Tuesday, March 19, 2013

"Wrath of Farrakhan"

In light of John’s presentation on Nichelle Nichols (Lt. Uhura on Star Trek, the Original Series), I wanted to discuss a sketch from In Living Color that grapples with issues of blackness in cultural production. The sketch called, “Wrath of Farrakhan” appeared in the show’s first season and playfully engages the Star Trek film, Wrath of Khan.

Wrath of Farrakhan, In Living Color

Jim Carrey plays Captain James Kirk who is confronted by Louis Farrakhan, played by Damon Wayans. Farrakhan enters the ship and quickly condemns the racist hierarchy on the Enterprise, despite Kirk’s assertions to the contrary. Farrakhan provokes Uhura and Sulu to think about her status and lack of upward mobility in terms of white supremacy employing rhetoric of the Nation of Islam. Spock, too, is convinced by Farrakhan’s intervention and tells Kirk that, as the strongest and most intelligent crewmember, he should be captain. Kirk asks if Spock is out of his “Vulcan mind,” raising the issue of projected racialization onto Spock’s body, rather than directly onto Uhura. However, Uhura’s direct assessment of race on the bridge confronts the logic of official colorblindness that Kirk clings to throughout the parody.

Farrakhan also points to the place of television within the politics of racial representation when he chastises Kirk and explains, “My people have survived four hundred years of slavery, three hundred years of apartheid, and twenty five years of The Jeffersons in syndication.” Here, Farrakhan hyperbolically links traditionally recognized forms of systematic racism with the more nebulous concept of racist representations of blackness in visual culture. This line speaks to the Black Arts aesthetic we have been discussing this week in which art and politics must be united in a radical praxis to overthrow white Western values.

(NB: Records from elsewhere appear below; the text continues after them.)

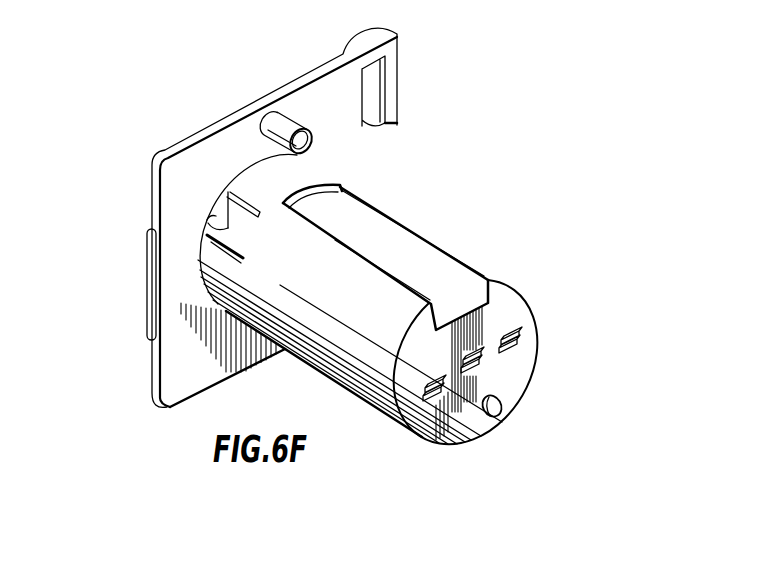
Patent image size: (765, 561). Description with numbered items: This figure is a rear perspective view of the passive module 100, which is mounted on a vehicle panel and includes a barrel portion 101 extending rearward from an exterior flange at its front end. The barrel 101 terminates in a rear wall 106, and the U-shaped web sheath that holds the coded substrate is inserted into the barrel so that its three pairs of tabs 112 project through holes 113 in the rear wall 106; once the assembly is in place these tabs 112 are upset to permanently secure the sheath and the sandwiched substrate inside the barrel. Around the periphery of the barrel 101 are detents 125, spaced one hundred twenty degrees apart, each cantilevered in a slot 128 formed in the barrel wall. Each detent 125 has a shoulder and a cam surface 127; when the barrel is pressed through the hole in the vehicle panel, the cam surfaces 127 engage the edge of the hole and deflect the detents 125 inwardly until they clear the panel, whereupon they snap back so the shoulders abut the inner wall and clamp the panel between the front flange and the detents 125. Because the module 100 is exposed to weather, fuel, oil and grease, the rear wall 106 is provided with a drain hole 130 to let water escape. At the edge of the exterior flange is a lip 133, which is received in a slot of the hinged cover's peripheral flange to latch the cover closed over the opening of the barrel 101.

The passive module 100 is at (409, 212).
The barrel portion 101 is at (454, 249).
The rear wall 106 is at (519, 384).
The tabs 112 is at (481, 360).
The holes 113 is at (457, 353).
The detents 125 is at (246, 207).
The cam surface 127 is at (224, 221).
The slots 128 is at (220, 246).
The drain hole 130 is at (499, 409).
The lip 133 is at (148, 277).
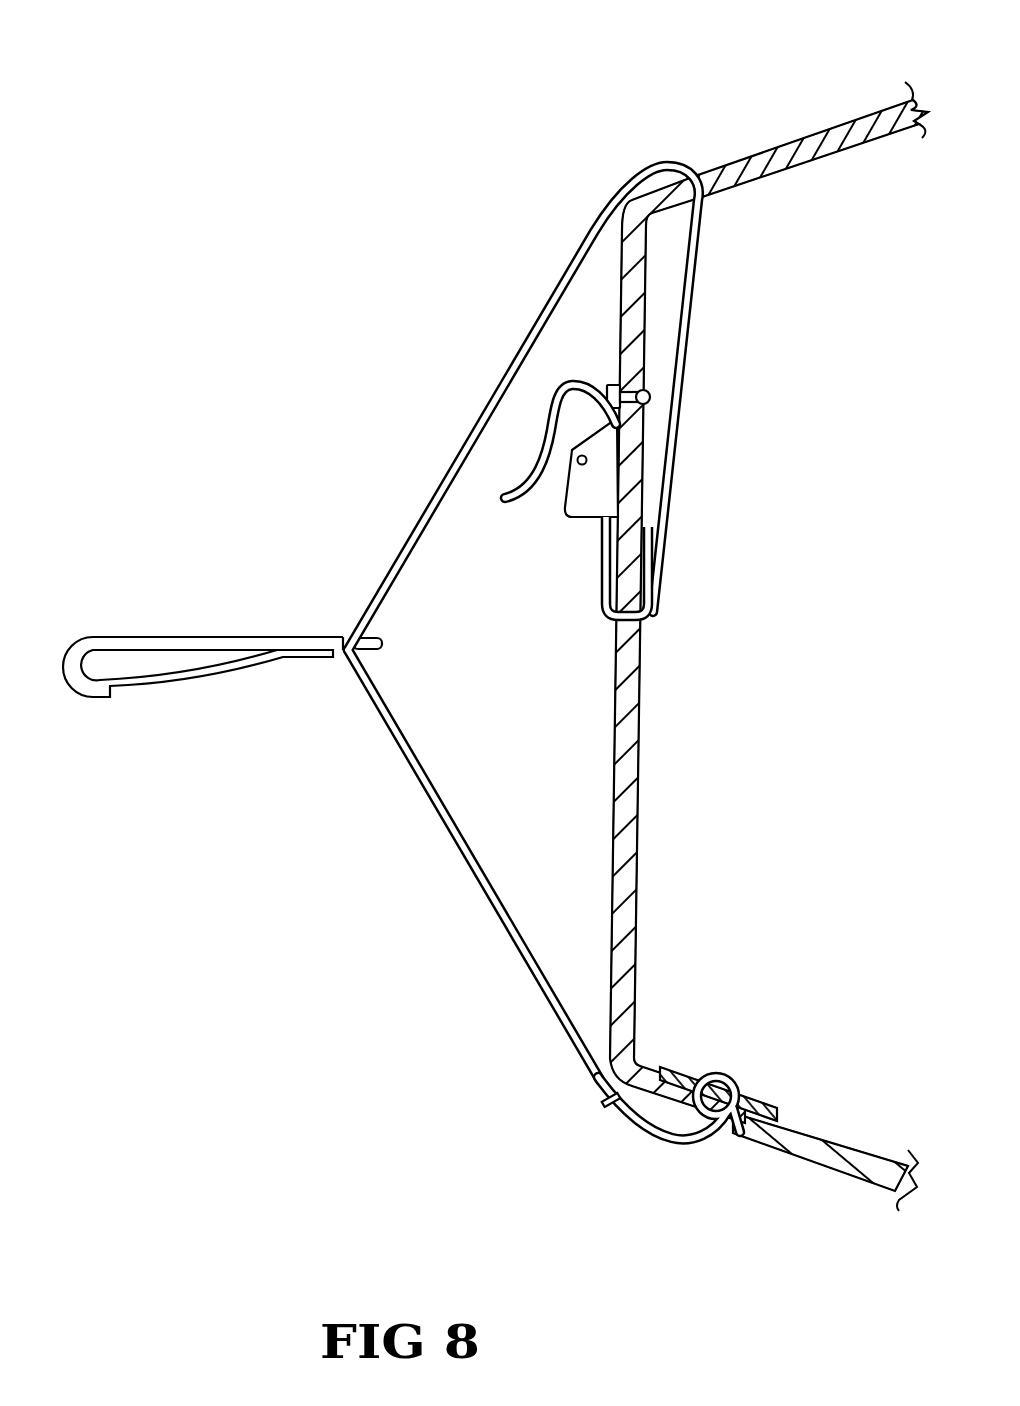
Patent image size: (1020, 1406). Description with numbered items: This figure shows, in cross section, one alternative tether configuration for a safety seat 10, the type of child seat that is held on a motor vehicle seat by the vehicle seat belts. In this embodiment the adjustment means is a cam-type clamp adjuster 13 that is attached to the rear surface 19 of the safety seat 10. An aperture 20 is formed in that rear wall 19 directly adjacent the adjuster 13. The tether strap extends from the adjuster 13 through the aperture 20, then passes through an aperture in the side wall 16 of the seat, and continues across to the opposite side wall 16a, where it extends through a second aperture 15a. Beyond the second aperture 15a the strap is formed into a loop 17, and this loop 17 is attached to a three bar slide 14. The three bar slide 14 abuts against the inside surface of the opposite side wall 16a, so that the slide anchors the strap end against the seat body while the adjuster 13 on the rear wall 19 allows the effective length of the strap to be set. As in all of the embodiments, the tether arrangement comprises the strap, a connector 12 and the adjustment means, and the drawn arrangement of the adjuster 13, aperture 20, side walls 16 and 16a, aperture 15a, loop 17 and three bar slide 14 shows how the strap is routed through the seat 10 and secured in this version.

The safety seat 10 is at (390, 864).
The connector 12 is at (198, 636).
The cam-type clamp adjuster 13 is at (565, 517).
The three bar slide 14 is at (765, 1110).
The second aperture 15a is at (722, 225).
The side wall 16 is at (772, 153).
The opposite side wall 16a is at (837, 1140).
The loop 17 is at (713, 1140).
The rear surface 19 is at (612, 772).
The aperture 20 is at (662, 618).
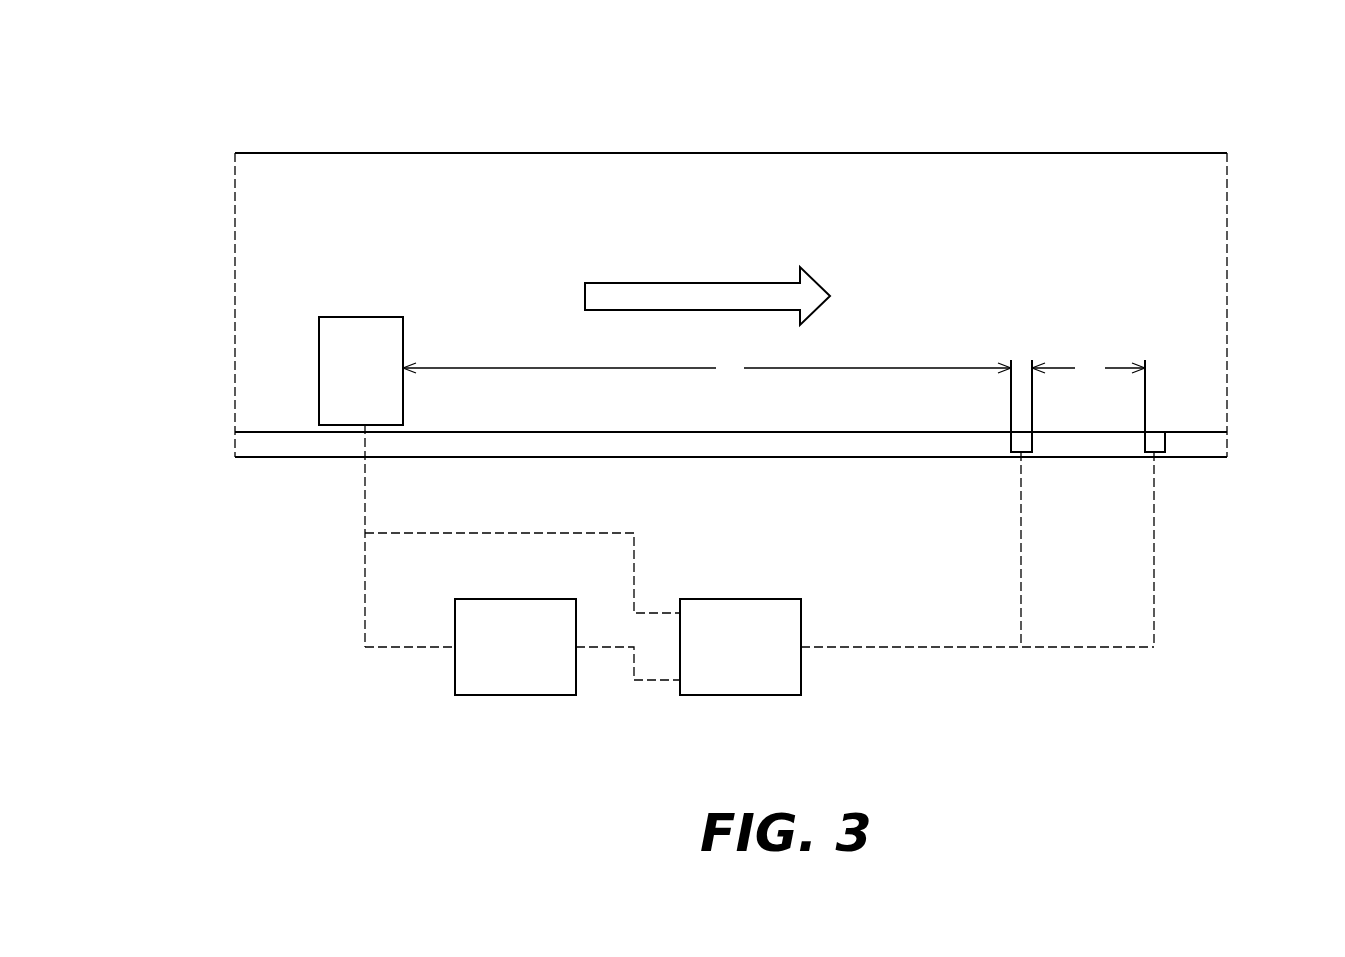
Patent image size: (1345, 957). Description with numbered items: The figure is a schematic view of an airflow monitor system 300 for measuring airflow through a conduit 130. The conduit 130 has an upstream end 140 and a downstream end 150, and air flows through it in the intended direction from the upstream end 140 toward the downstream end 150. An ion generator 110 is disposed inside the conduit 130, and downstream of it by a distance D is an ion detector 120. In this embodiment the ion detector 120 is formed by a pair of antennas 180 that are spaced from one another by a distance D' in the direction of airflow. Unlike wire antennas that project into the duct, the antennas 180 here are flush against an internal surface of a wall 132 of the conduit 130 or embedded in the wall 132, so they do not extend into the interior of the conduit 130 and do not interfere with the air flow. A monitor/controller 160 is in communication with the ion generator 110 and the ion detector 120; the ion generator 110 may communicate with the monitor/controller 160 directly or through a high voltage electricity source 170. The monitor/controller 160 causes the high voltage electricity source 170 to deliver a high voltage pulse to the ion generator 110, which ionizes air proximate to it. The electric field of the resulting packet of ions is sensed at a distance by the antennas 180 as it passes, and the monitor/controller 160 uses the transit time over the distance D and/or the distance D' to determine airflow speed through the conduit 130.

The system for measuring airflow 300 is at (597, 128).
The ion generator 110 is at (355, 317).
The ion detector 120 is at (1165, 340).
The conduit 130 is at (910, 151).
The wall 132 is at (1200, 432).
The upstream end 140 is at (235, 222).
The downstream end 150 is at (1228, 215).
The monitor/controller 160 is at (738, 695).
The high voltage electricity source 170 is at (510, 695).
The antennas 180 is at (1010, 442).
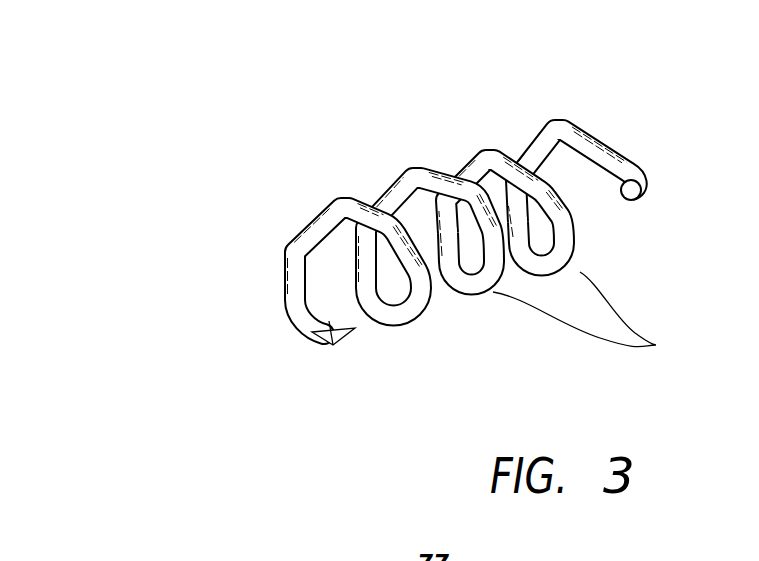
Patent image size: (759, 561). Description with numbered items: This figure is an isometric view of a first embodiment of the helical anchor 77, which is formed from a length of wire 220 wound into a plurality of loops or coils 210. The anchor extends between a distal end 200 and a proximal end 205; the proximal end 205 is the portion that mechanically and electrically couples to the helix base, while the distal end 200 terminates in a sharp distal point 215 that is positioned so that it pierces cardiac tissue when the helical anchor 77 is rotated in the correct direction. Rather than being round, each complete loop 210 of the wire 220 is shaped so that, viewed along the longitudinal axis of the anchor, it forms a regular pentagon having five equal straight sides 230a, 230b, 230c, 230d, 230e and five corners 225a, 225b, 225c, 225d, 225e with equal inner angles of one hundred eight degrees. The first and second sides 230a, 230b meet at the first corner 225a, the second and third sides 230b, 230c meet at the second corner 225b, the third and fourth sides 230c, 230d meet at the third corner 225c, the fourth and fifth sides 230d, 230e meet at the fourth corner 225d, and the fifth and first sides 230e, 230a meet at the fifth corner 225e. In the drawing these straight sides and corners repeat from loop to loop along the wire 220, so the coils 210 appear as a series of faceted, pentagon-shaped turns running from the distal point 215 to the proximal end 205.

It is compelling to note, however, that once Farrakhan takes control of the Enterprise, he orders Uhura to make his calls for him and leaves the existing hierarchy in check, despite his orders that the crew members rise up and assume their rightful places in Kirk’s absence. Uhura remains subservient to the captain, reminding viewers that revolutionary acts often focus on one vector of oppression at the cost of others. This sketch engages the utopian promises of the future offered by Star Trek and pushes against the official narratives of colorblindness while simultaneously subsuming a more radical critique of hierarchy (along both racial and gendered lines) by maintaining Uhura’s existing status.